Waas uses his scoop to build the case that contrary to the perception of Bush as a detached figure, the president ran the show when it came to the spying program:
According to people familiar with statements recently made by Gonzales to federal investigators, Gonzales is now saying that George Bush personally directed him to make that hospital visit….Gonzales has also told Justice Department investigators that President Bush played a more central and active role than was previously known in devising a strategy to have Congress enable the continuation of the surveillance program when questions about its legality were raised by the Justice Department, as well as devising other ways to circumvent the Justice Department’s legal concerns about the program, according to people who have read Gonzales’s interviews with investigators.

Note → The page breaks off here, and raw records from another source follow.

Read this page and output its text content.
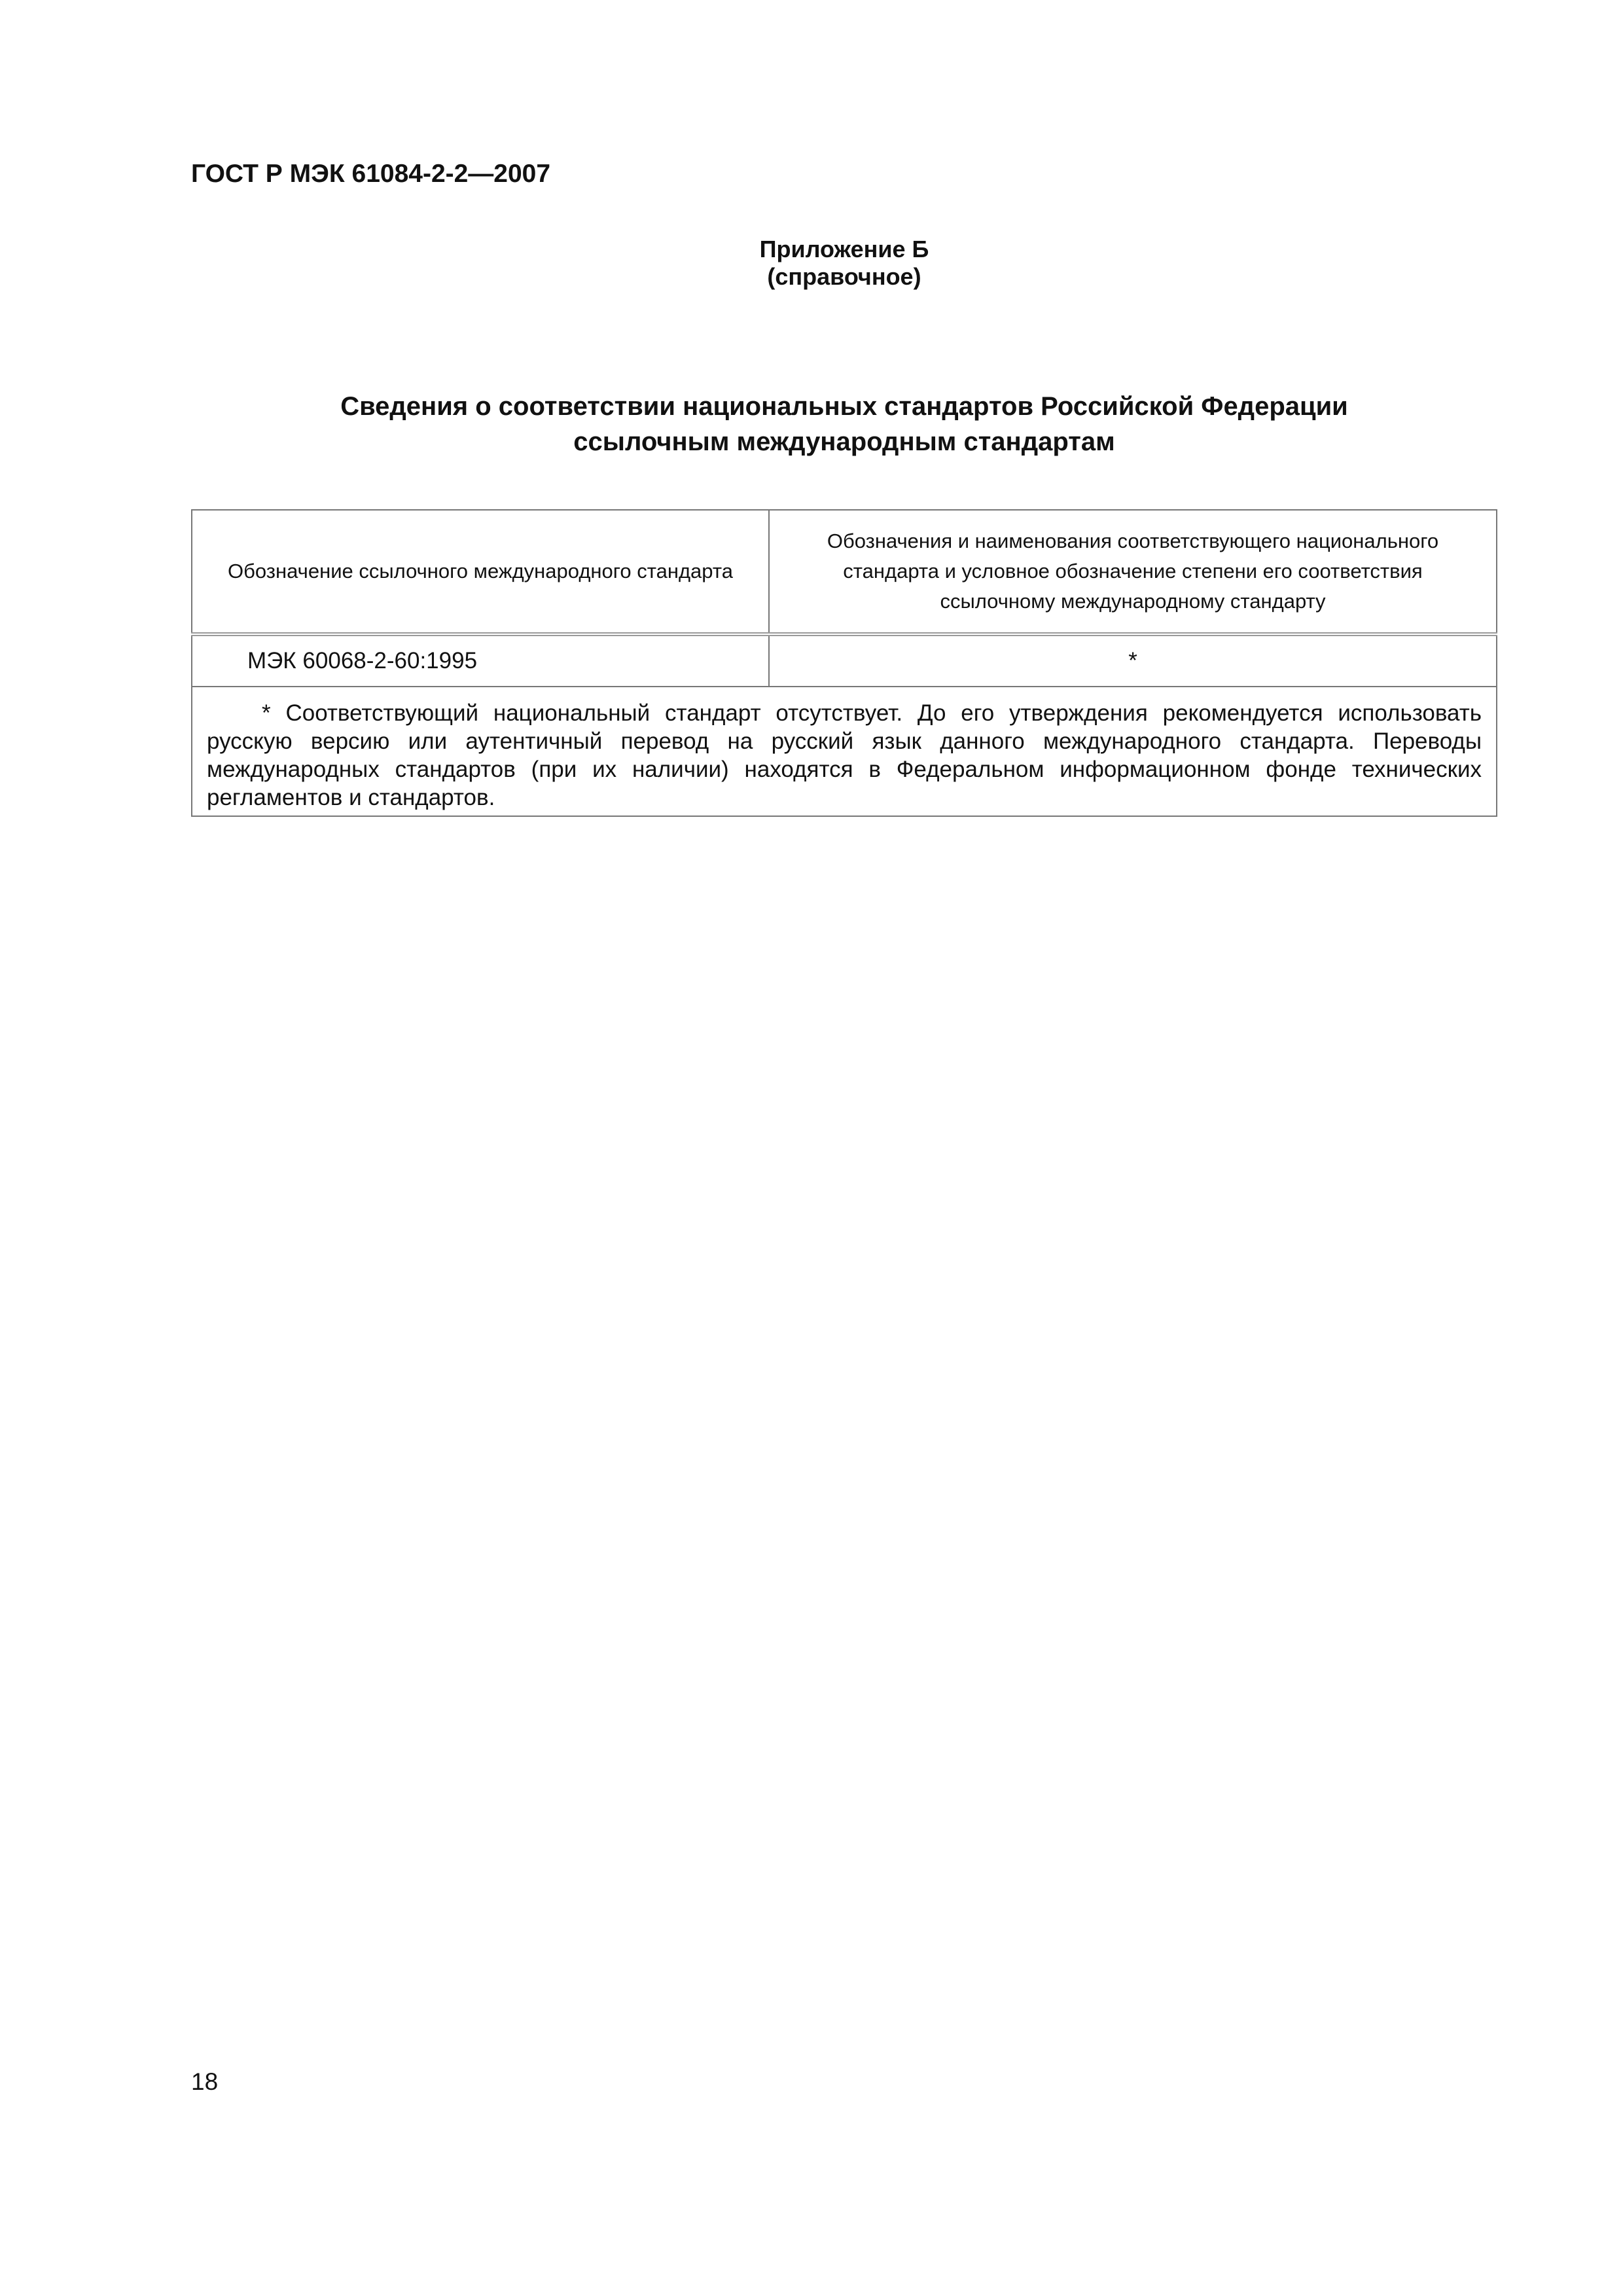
ГОСТ Р МЭК 61084-2-2—2007

Приложение Б

(справочное)

Сведения о соответствии национальных стандартов Российской Федерации
ссылочным международным стандартам
Обозначение ссылочного международного стандарта	Обозначения и наименования соответствующего национального стандарта и условное обозначение степени его соответствия ссылочному международному стандарту
МЭК 60068-2-60:1995	*

* Соответствующий национальный стандарт отсутствует. До его утверждения рекомендуется использовать русскую версию или аутентичный перевод на русский язык данного международного стандарта. Переводы международных стандартов (при их наличии) находятся в Федеральном информационном фонде технических регламентов и стандартов.	

18
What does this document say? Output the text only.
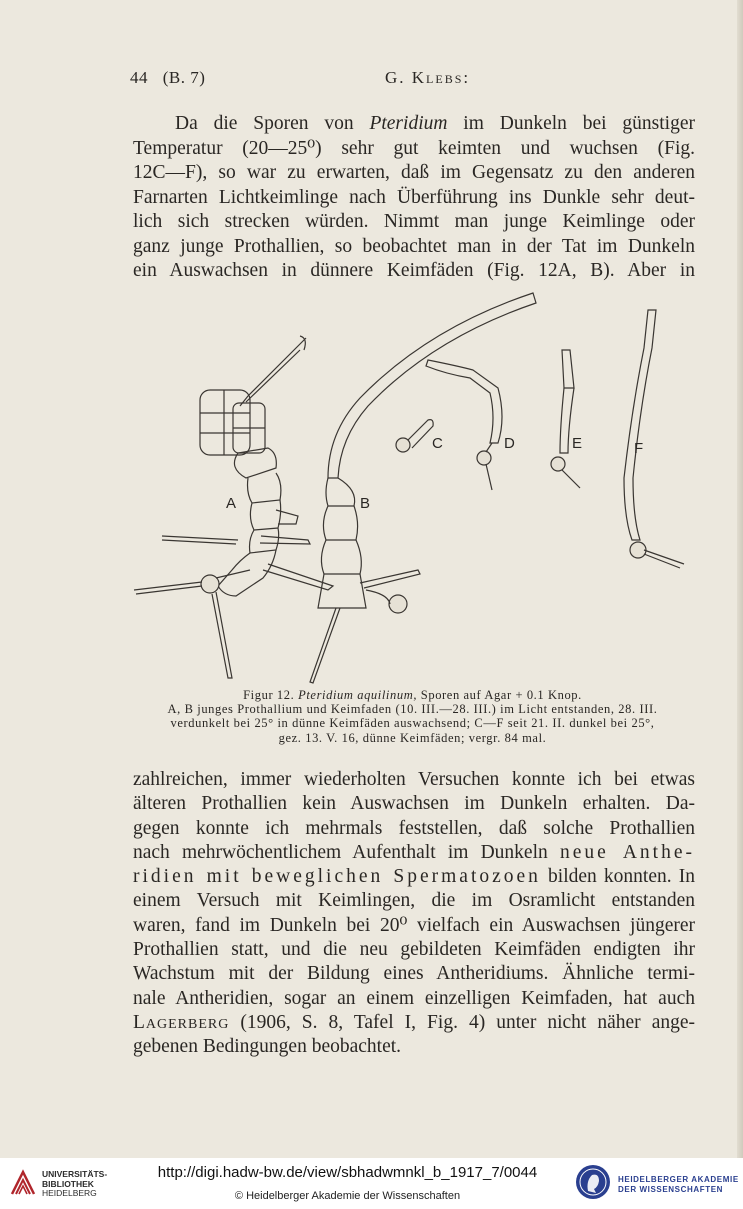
44 (B. 7)	G. Klebs:
Da die Sporen von Pteridium im Dunkeln bei günstiger
Temperatur (20—25⁰) sehr gut keimten und wuchsen (Fig.
12C—F), so war zu erwarten, daß im Gegensatz zu den anderen
Farnarten Lichtkeimlinge nach Überführung ins Dunkle sehr deut-
lich sich strecken würden. Nimmt man junge Keimlinge oder
ganz junge Prothallien, so beobachtet man in der Tat im Dunkeln
ein Auswachsen in dünnere Keimfäden (Fig. 12A, B). Aber in
A	B
C	D	E	F
Figur 12. Pteridium aquilinum, Sporen auf Agar + 0.1 Knop.
A, B junges Prothallium und Keimfaden (10. III.—28. III.) im Licht entstanden, 28. III.
verdunkelt bei 25° in dünne Keimfäden auswachsend; C—F seit 21. II. dunkel bei 25°,
gez. 13. V. 16, dünne Keimfäden; vergr. 84 mal.
zahlreichen, immer wiederholten Versuchen konnte ich bei etwas
älteren Prothallien kein Auswachsen im Dunkeln erhalten. Da-
gegen konnte ich mehrmals feststellen, daß solche Prothallien
nach mehrwöchentlichem Aufenthalt im Dunkeln neue Anthe-
ridien mit beweglichen Spermatozoen bilden konnten. In
einem Versuch mit Keimlingen, die im Osramlicht entstanden
waren, fand im Dunkeln bei 20⁰ vielfach ein Auswachsen jüngerer
Prothallien statt, und die neu gebildeten Keimfäden endigten ihr
Wachstum mit der Bildung eines Antheridiums. Ähnliche termi-
nale Antheridien, sogar an einem einzelligen Keimfaden, hat auch
Lagerberg (1906, S. 8, Tafel I, Fig. 4) unter nicht näher ange-
gebenen Bedingungen beobachtet.
UNIVERSITÄTS-
BIBLIOTHEK
HEIDELBERG
http://digi.hadw-bw.de/view/sbhadwmnkl_b_1917_7/0044
© Heidelberger Akademie der Wissenschaften
HEIDELBERGER AKADEMIE
DER WISSENSCHAFTEN
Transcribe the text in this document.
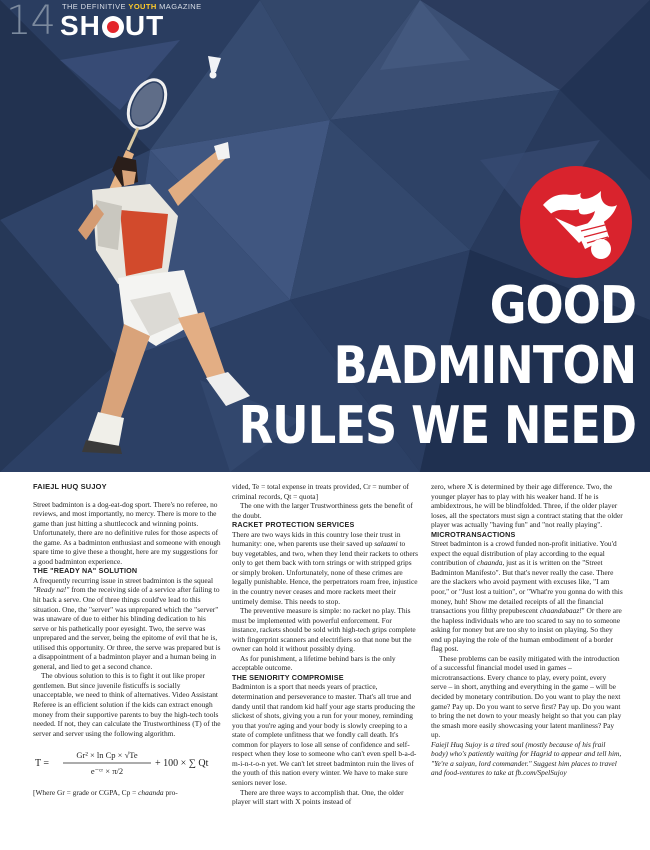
14 THE DEFINITIVE YOUTH MAGAZINE
SH UT
GOOD
BADMINTON
RULES WE NEED
FAIEJL HUQ SUJOY

Street badminton is a dog-eat-dog sport. There's no referee, no reviews, and most importantly, no mercy. There is more to the game than just hitting a shuttlecock and winning points. Unfortunately, there are no definitive rules for those aspects of the game. As a badminton enthusiast and someone with enough spare time to give these a thought, here are my suggestions for a good badminton experience.

THE "READY NA" SOLUTION

A frequently recurring issue in street badminton is the squeal "Ready na!" from the receiving side of a service after failing to hit back a serve. One of three things could've lead to this situation. One, the "server" was unprepared which the "server" was unaware of due to either his blinding dedication to his serve or his pathetically poor eyesight. Two, the serve was unprepared and the server, being the epitome of evil that he is, utilised this opportunity. Or three, the serve was prepared but is a disappointment of a badminton player and a human being in general, and lied to get a second chance.

The obvious solution to this is to fight it out like proper gentlemen. But since juvenile fisticuffs is socially unacceptable, we need to think of alternatives. Video Assistant Referee is an efficient solution if the kids can extract enough money from their supportive parents to buy the high-tech tools needed. If not, they can calculate the Trustworthiness (T) of the server and server using the following algorithm.

T =
Gr² × ln Cp × √Te
e⁻ᶜʳ × π/2
+ 100 × ∑ Qt

[Where Gr = grade or CGPA, Cp = chaanda pro-

vided, Te = total expense in treats provided, Cr = number of criminal records, Qt = quota]

The one with the larger Trustworthiness gets the benefit of the doubt.

RACKET PROTECTION SERVICES

There are two ways kids in this country lose their trust in humanity: one, when parents use their saved up salaami to buy vegetables, and two, when they lend their rackets to others only to get them back with torn strings or with stripped grips or simply broken. Unfortunately, none of these crimes are legally punishable. Hence, the perpetrators roam free, injustice in the country never ceases and more rackets meet their untimely demise. This needs to stop.

The preventive measure is simple: no racket no play. This must be implemented with powerful enforcement. For instance, rackets should be sold with high-tech grips complete with fingerprint scanners and electrifiers so that none but the owner can hold it without possibly dying.

As for punishment, a lifetime behind bars is the only acceptable outcome.

THE SENIORITY COMPROMISE

Badminton is a sport that needs years of practice, determination and perseverance to master. That's all true and dandy until that random kid half your age starts producing the slickest of shots, giving you a run for your money, reminding you that you're aging and your body is slowly creeping to a state of complete unfitness that we fondly call death. It's common for players to lose all sense of confidence and self-respect when they lose to someone who can't even spell b-a-d-m-i-n-t-o-n yet. We can't let street badminton ruin the lives of the youth of this nation every winter. We have to make sure seniors never lose.

There are three ways to accomplish that. One, the older player will start with X points instead of

zero, where X is determined by their age difference. Two, the younger player has to play with his weaker hand. If he is ambidextrous, he will be blindfolded. Three, if the older player loses, all the spectators must sign a contract stating that the older player was actually "having fun" and "not really playing".

MICROTRANSACTIONS

Street badminton is a crowd funded non-profit initiative. You'd expect the equal distribution of play according to the equal contribution of chaanda, just as it is written on the "Street Badminton Manifesto". But that's never really the case. There are the slackers who avoid payment with excuses like, "I am poor," or "Just lost a tuition", or "What're you gonna do with this money, huh! Show me detailed receipts of all the financial transactions you filthy prepubescent chaandabaaz!" Or there are the hapless individuals who are too scared to say no to someone asking for money but are too shy to insist on playing. So they end up playing the role of the human embodiment of a border flag post.

These problems can be easily mitigated with the introduction of a successful financial model used in games – microtransactions. Every chance to play, every point, every serve – in short, anything and everything in the game – will be decided by monetary contribution. Do you want to play the next game? Pay up. Do you want to serve first? Pay up. Do you want to bring the net down to your measly height so that you can play the smash more easily showcasing your latent manliness? Pay up.

Faiejl Huq Sujoy is a tired soul (mostly because of his frail body) who's patiently waiting for Hagrid to appear and tell him, "Ye're a saiyan, lord commander." Suggest him places to travel and food-ventures to take at fb.com/SpelSujoy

The hospital visit revelation adds a new wrinkle to a story now part of Bush administration lore: Gonzales and Card presented an envelope to Ashcroft to sign off on a then-secret spying program the AG found legally suspect. However, Ashcroft’s wife and chief of staff had alerted Deputy Attorney General James Comey what was afoot and Comey raced to the hospital and successfully prevented Ashcroft from re-authorizing the program.
The reason Gonzales is talking to federal investigators is that the Justice Dept. is looking into whether the former AG lied under oath to Congress about the process in approving the spy program.
What Gonzales is saying will surely lead to another explosive inspector general report on Justice Dept. corruption. But by tying himself to the president, Gonzales has increased the possibility of using a presidential claim of executive privilege in order to avoid cooperating with subsequent investigations.
On the other hand, Gonzales’s statements to investigators could mark a breakthrough in probing the White House. “What began as investigations narrowly focused on Gonzales’s conduct,” Waas writes, “could easily morph into broader investigations leading into the White House, and possibly leading into the appointment of a special prosecutor.”